The Economist is one of the success stories in the shift of news media from print to digital. Its web site receives 7.8 million unique visitors each month, most introduced to it through social media, where it has over a million Facebook followers, and Twitter, where it has two million followers. It also has a prestigious reputation for delivering well-thought out financial news analysis that came with the magazine from its print heritage.
Its digital edition (free and paid-for) is read on 500,000 devices. The Chairman’s Interim Report at the send of September of last year pointed out that people increasingly read The Economist on tablets and smartphones.
Of the total circulation of 1.6m in September, 140,000 customers bought digital-only copies. Of the others, about 25% read both print and digital editions.
The Economist Group, which owns the magazine, is investing to make sure it develops The Economist on the devices its readers use, and is also adapting marketing so that prospective readers know the paper is available on these platforms.
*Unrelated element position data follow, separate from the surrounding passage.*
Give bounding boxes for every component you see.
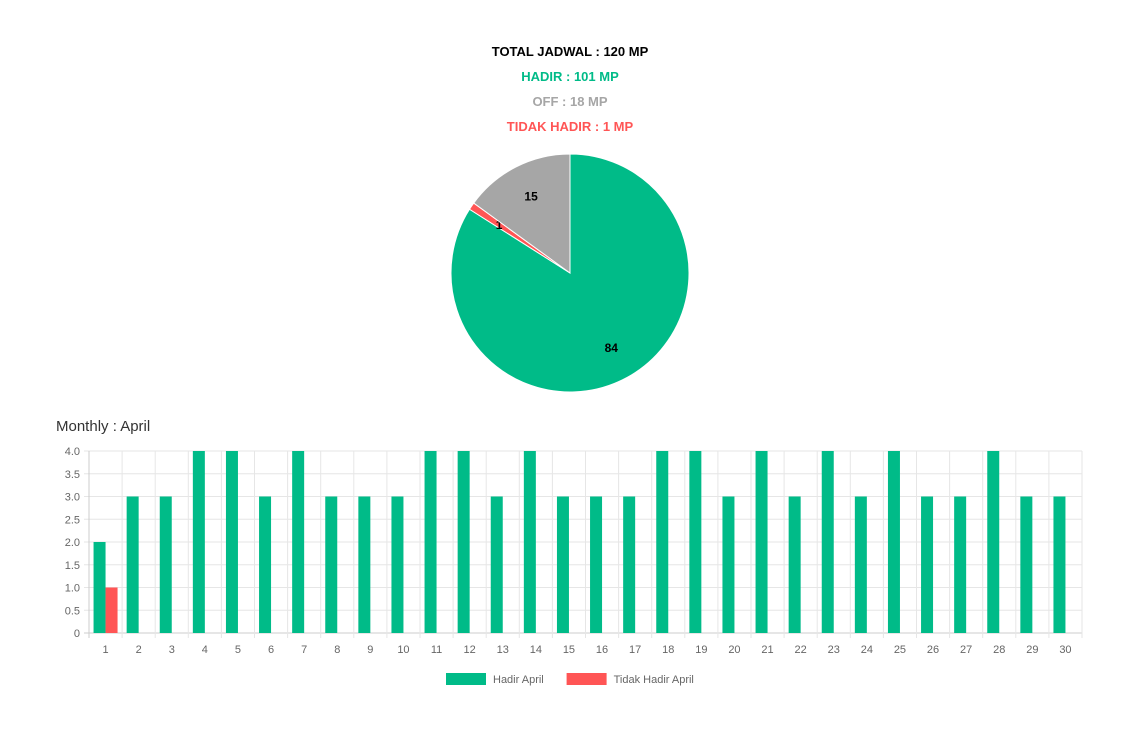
bar-hadir-21[interactable]: [755, 451, 768, 633]
x-tick-label: 16: [596, 644, 608, 656]
x-tick-label: 18: [662, 644, 674, 656]
bar-hadir-23[interactable]: [821, 451, 834, 633]
x-tick-label: 21: [761, 644, 773, 656]
x-tick-label: 9: [367, 644, 373, 656]
bar-tidak-hadir-1[interactable]: [105, 587, 118, 634]
summary-tidak-hadir: TIDAK HADIR : 1 MP: [506, 119, 634, 134]
x-tick-label: 23: [828, 644, 840, 656]
bar-hadir-19[interactable]: [689, 451, 702, 633]
y-tick-label: 2.5: [65, 514, 80, 526]
x-tick-label: 25: [894, 644, 906, 656]
bar-hadir-12[interactable]: [457, 451, 470, 633]
x-tick-label: 12: [464, 644, 476, 656]
bar-hadir-9[interactable]: [358, 496, 371, 634]
x-tick-label: 27: [960, 644, 972, 656]
x-tick-label: 6: [268, 644, 274, 656]
pie-slice-label-1: 1: [496, 218, 503, 232]
summary-off: OFF : 18 MP: [532, 94, 608, 109]
bar-hadir-1[interactable]: [93, 542, 106, 633]
bar-hadir-2[interactable]: [126, 496, 139, 634]
bar-hadir-5[interactable]: [225, 451, 238, 633]
bar-hadir-16[interactable]: [590, 496, 603, 634]
bar-hadir-26[interactable]: [921, 496, 934, 634]
bar-hadir-13[interactable]: [490, 496, 503, 634]
x-tick-label: 26: [927, 644, 939, 656]
attendance-pie-chart: 84 1 15: [450, 153, 690, 393]
x-tick-label: 30: [1059, 644, 1071, 656]
bar-hadir-11[interactable]: [424, 451, 437, 633]
y-tick-label: 2.0: [65, 537, 80, 549]
x-tick-label: 17: [629, 644, 641, 656]
bar-hadir-24[interactable]: [854, 496, 867, 634]
y-tick-label: 1.5: [65, 560, 80, 572]
bar-hadir-29[interactable]: [1020, 496, 1033, 634]
bar-hadir-15[interactable]: [556, 496, 569, 634]
bar-hadir-17[interactable]: [623, 496, 636, 634]
y-tick-label: 0.5: [65, 605, 80, 617]
x-tick-label: 28: [993, 644, 1005, 656]
bar-hadir-3[interactable]: [159, 496, 172, 634]
x-tick-label: 15: [563, 644, 575, 656]
y-tick-label: 1.0: [65, 583, 80, 595]
x-tick-label: 29: [1026, 644, 1038, 656]
pie-slice-label-0: 84: [605, 341, 619, 355]
summary-hadir: HADIR : 101 MP: [521, 69, 619, 84]
bar-hadir-20[interactable]: [722, 496, 735, 634]
bar-hadir-8[interactable]: [325, 496, 338, 634]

In its Annual Report, the company calls attention to a welcome new trend: the revival of long form journalism because of the fast uptake of tablets.
What is revolutionary for magazines like The Economist, however, is the reinvention of long-form reading triggered by Amazon when it launched Kindle in 2007 and fueled dramatically by Apple’s iPad.x We are fortunate because tablets, e-readers and smartphones allow our readers to enjoy the ritual, lean-back, immersive experience of reading The Economist that they love in print. Many of our readers tell us that this experience is, in fact, even better than print ,because as well as being lean-back, digital editions are delivered immediately and reliably…; the backlit screens display images, maps and charts beautifully; and the devices offer opportunities to innovate and deliver more functionality—so, for example, our tablet and smartphone apps also deliver the full newspaper in audio each week.
Very recently, the editor-in-chief of the Economist, John Micklethwait, told a conference audience that “it’s possible that the economics are being turned upside down — not just advertising, but also circulation. You can now reach hundreds of thousands of people at very little extra marginal cost through digital devices.”
There are few publications that have managed the transition to digital with more aplomb and more financial stability. ZEDO is honored to welcome The Economist as a publisher client and we look forward to their thought leadership in publishing.